Boyle speaks of being struck by the image of 6 former enemies, cut off from their families, standing around in an apartment kitchen, staring at the oven, and then absolutely destroying the turkey when it came out.
With no sides.
Some of us are going to be traveling tomorrow to sit down to eat food with our families. Some of us, frankly, aren’t here because they have already left. Some of us will have people coming to us, and may already be here. Some of us will not be with anyone, because we have to work, or choices we’ve made, or circumstances. But nevertheless, we remember on this day the hardships that we have come through to get to where we are.
Those six “vatos” remembered where they had come from. That silence around the stove was probably filed with memories.
The Pilgrims sat down with food provided by the Wampanoags to give thanks for what they had come through.

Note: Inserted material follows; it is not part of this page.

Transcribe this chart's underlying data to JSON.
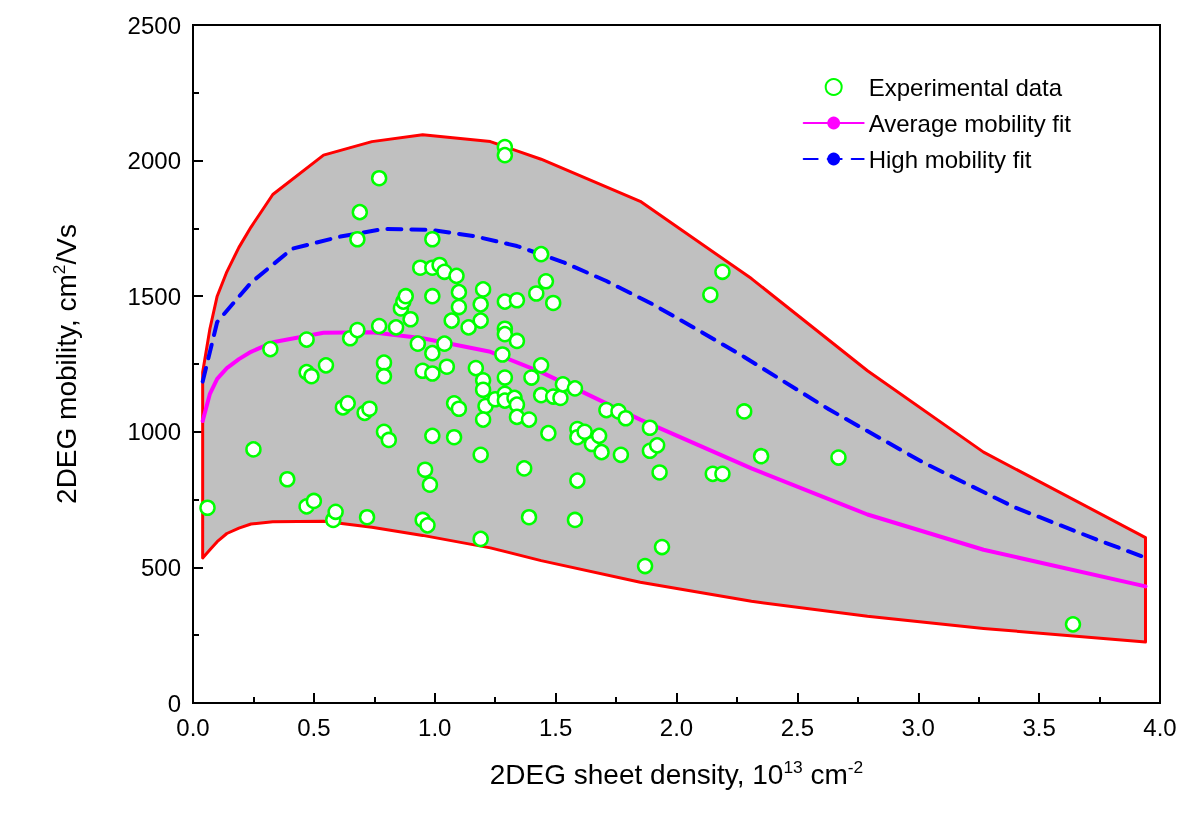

Thanksgiving as an observance originated with Abraham Lincoln at the end of the Civil War to ask remembrance for what the country had just gone through.

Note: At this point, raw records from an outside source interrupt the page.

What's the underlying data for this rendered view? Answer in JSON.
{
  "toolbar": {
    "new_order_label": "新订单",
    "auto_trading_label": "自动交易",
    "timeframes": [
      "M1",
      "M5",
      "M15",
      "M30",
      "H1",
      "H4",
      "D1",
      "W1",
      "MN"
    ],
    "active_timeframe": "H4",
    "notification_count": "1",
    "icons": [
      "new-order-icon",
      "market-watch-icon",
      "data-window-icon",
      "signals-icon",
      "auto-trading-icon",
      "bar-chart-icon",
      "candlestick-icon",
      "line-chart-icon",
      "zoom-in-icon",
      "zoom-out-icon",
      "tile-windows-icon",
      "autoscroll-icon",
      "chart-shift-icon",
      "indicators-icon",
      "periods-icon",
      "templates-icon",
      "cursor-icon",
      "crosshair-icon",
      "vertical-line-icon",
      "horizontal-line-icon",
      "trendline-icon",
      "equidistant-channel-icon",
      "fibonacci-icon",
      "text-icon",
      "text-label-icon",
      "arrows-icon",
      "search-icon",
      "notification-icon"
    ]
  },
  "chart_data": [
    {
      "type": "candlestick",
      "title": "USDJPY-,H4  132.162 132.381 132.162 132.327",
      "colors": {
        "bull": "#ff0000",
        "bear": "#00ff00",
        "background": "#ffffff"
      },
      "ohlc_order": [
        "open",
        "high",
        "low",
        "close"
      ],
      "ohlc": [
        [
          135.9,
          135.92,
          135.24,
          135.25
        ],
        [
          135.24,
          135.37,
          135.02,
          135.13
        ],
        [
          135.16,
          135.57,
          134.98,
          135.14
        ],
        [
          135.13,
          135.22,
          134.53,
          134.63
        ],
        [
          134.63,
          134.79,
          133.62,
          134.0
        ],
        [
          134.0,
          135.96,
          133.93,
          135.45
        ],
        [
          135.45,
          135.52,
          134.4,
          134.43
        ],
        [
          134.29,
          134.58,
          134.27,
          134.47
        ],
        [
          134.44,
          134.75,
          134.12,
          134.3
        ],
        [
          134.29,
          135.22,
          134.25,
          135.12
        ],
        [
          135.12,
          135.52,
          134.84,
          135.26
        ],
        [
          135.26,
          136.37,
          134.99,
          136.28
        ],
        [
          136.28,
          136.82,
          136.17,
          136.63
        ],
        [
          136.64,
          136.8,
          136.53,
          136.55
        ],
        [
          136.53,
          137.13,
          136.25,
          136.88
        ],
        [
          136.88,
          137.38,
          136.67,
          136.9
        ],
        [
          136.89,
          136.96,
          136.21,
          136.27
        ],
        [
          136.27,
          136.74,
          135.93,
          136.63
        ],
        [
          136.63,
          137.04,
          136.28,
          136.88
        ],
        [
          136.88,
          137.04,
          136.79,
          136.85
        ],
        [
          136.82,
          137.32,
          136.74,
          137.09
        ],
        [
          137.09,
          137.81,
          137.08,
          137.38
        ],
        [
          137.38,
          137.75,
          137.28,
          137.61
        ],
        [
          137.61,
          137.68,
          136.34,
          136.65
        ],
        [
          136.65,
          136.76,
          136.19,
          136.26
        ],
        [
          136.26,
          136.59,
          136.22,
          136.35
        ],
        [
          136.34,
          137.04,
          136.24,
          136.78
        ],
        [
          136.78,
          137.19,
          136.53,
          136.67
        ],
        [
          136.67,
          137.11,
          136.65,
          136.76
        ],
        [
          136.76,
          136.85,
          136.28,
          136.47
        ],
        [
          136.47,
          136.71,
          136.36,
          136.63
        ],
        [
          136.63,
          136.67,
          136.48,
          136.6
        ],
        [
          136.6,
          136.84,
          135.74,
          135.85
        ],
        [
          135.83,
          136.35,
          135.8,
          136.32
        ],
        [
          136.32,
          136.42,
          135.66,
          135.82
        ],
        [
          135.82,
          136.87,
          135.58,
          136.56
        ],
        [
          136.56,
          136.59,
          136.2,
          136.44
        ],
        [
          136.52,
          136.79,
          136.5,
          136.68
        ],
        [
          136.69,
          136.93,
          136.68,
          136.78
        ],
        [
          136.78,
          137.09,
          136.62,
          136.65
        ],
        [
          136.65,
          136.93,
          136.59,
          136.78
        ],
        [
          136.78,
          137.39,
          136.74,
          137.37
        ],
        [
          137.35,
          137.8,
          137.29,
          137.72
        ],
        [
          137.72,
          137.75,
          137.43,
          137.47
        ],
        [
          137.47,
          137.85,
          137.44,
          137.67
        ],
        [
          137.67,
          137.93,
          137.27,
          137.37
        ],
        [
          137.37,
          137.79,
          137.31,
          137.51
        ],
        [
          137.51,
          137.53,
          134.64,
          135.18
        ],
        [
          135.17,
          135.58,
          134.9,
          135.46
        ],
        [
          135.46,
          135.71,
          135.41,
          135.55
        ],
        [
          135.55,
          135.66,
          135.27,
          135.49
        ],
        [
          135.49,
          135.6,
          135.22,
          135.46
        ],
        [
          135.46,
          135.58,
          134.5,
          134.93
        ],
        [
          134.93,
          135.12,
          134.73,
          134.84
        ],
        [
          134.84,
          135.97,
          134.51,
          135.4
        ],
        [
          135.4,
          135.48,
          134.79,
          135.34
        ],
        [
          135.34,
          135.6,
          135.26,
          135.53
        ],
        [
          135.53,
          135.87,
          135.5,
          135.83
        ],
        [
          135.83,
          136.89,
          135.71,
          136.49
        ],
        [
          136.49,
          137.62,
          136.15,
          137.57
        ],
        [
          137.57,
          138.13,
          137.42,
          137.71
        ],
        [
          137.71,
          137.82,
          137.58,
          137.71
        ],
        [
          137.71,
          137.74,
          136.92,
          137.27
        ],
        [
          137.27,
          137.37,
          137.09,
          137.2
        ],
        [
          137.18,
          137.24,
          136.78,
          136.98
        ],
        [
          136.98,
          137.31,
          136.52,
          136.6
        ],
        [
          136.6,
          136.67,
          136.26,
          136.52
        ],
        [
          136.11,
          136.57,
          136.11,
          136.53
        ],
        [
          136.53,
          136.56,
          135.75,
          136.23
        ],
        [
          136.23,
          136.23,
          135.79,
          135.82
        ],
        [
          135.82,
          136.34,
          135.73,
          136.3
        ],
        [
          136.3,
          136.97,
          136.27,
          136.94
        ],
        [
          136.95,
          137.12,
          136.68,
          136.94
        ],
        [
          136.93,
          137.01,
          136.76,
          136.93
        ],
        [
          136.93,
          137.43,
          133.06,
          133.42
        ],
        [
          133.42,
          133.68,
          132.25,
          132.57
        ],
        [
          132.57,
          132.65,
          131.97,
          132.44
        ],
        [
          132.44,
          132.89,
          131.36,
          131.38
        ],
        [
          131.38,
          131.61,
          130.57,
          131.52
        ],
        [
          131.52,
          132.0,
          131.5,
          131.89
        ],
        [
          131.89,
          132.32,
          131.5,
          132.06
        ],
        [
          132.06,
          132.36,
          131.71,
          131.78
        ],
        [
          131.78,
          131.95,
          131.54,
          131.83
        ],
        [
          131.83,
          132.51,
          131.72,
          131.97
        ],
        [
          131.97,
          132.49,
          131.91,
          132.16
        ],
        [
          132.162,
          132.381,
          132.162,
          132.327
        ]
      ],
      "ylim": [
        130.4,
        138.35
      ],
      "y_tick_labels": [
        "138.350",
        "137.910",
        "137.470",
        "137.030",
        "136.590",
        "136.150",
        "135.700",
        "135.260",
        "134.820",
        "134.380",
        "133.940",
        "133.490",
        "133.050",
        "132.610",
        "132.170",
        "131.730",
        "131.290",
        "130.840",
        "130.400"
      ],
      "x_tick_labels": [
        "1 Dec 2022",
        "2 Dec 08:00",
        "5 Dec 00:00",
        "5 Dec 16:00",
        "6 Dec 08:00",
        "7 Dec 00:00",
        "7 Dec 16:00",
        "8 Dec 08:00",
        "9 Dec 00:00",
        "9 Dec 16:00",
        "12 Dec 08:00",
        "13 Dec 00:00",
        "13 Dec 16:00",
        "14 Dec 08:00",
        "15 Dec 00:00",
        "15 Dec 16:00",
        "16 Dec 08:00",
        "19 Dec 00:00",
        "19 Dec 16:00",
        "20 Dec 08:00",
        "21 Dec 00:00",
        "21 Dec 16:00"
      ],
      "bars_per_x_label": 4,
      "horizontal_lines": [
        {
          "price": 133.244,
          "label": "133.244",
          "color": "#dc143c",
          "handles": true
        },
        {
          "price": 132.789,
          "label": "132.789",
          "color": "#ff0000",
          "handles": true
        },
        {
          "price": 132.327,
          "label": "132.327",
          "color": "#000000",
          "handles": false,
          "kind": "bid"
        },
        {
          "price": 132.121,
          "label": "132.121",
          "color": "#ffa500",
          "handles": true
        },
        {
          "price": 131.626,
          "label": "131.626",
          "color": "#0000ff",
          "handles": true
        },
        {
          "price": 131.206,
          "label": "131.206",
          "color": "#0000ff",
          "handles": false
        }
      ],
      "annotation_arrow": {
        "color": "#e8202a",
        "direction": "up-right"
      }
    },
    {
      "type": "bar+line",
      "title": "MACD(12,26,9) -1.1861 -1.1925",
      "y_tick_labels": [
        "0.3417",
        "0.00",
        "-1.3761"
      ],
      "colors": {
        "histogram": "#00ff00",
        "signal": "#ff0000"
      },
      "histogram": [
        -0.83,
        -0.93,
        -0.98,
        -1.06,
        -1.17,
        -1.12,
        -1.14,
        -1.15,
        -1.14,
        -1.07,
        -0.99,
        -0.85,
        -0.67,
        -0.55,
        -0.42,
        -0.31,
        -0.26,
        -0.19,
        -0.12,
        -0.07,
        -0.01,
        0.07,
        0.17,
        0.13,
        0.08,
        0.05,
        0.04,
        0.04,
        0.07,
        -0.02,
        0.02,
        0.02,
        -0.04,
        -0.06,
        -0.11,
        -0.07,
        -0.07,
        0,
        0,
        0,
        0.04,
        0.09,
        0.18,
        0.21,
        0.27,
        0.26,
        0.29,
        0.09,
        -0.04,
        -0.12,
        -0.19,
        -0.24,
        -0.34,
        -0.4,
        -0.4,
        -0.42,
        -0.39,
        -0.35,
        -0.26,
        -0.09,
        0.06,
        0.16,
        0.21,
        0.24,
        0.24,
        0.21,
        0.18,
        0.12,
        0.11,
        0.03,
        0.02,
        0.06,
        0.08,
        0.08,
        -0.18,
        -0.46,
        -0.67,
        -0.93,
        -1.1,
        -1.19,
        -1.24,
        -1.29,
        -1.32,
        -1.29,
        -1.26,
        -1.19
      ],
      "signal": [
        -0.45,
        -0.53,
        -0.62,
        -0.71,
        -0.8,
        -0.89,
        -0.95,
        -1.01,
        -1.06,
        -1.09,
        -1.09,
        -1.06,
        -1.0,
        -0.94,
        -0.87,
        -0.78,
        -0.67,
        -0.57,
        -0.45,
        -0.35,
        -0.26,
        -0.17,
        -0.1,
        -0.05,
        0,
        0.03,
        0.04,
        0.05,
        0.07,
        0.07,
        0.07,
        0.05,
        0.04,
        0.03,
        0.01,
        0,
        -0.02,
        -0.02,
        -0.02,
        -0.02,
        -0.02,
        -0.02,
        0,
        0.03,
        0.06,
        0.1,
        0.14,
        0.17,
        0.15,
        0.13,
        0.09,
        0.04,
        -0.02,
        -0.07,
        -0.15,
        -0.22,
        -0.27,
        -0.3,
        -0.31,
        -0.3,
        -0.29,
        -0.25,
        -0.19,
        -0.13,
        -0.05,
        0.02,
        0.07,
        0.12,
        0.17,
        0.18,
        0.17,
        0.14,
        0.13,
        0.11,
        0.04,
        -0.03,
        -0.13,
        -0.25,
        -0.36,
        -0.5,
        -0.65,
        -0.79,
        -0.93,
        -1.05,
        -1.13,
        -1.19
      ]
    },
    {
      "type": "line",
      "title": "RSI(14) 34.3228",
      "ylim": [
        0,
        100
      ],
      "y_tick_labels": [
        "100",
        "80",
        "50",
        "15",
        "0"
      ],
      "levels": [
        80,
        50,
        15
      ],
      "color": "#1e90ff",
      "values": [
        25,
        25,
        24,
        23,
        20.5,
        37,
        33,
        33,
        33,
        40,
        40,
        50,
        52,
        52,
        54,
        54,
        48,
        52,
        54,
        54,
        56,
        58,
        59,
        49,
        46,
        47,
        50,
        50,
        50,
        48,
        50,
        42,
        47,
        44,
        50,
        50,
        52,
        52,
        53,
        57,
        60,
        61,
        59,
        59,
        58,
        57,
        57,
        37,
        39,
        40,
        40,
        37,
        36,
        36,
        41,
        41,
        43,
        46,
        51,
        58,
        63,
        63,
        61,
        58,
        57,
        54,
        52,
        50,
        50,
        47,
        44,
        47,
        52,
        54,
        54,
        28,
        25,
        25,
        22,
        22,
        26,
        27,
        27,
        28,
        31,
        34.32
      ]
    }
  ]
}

And our Deuteronomy text also gives the sense that when the harvest has come n, the Israelites are to give a portion to God not to reseed the fields, but to remember that the land they are feeding from is not theirs, but was given to them by God.
We have many things to be thankful for. This little spot between the Susquehanna, Bowman’s Creek, along 292 is a gorgeous spot in the world. We live in a country that many other people want to live in. When we feel that the country has lost its way, we can still voice our dissent, though sometimes with difficulty.
Thanksgiving is that day where we can give thanks to God, or Allah, or Jehovah, or Vishnu, if we are religious, give thanks to the country, if patriotism is our religion, and give thanks to our friends and family for their presence in our lives. It is not a Christian holiday, but we, as Christians, gather tonight to give thanks in the way we know—praise in song, thanksgiving in communion. We give thanks for all that we have in our lives. Our faith, our lives, our loves. And perhaps we rededicate ourselves to acting out of that thanks, that love, to make the world better. We have known good, we have it within our power to help others to know good. Thanksgiving is that day when we all stand around the oven, like those “vatos”, those former enemies who are now compadres, and remember what is good. And be thankful for it.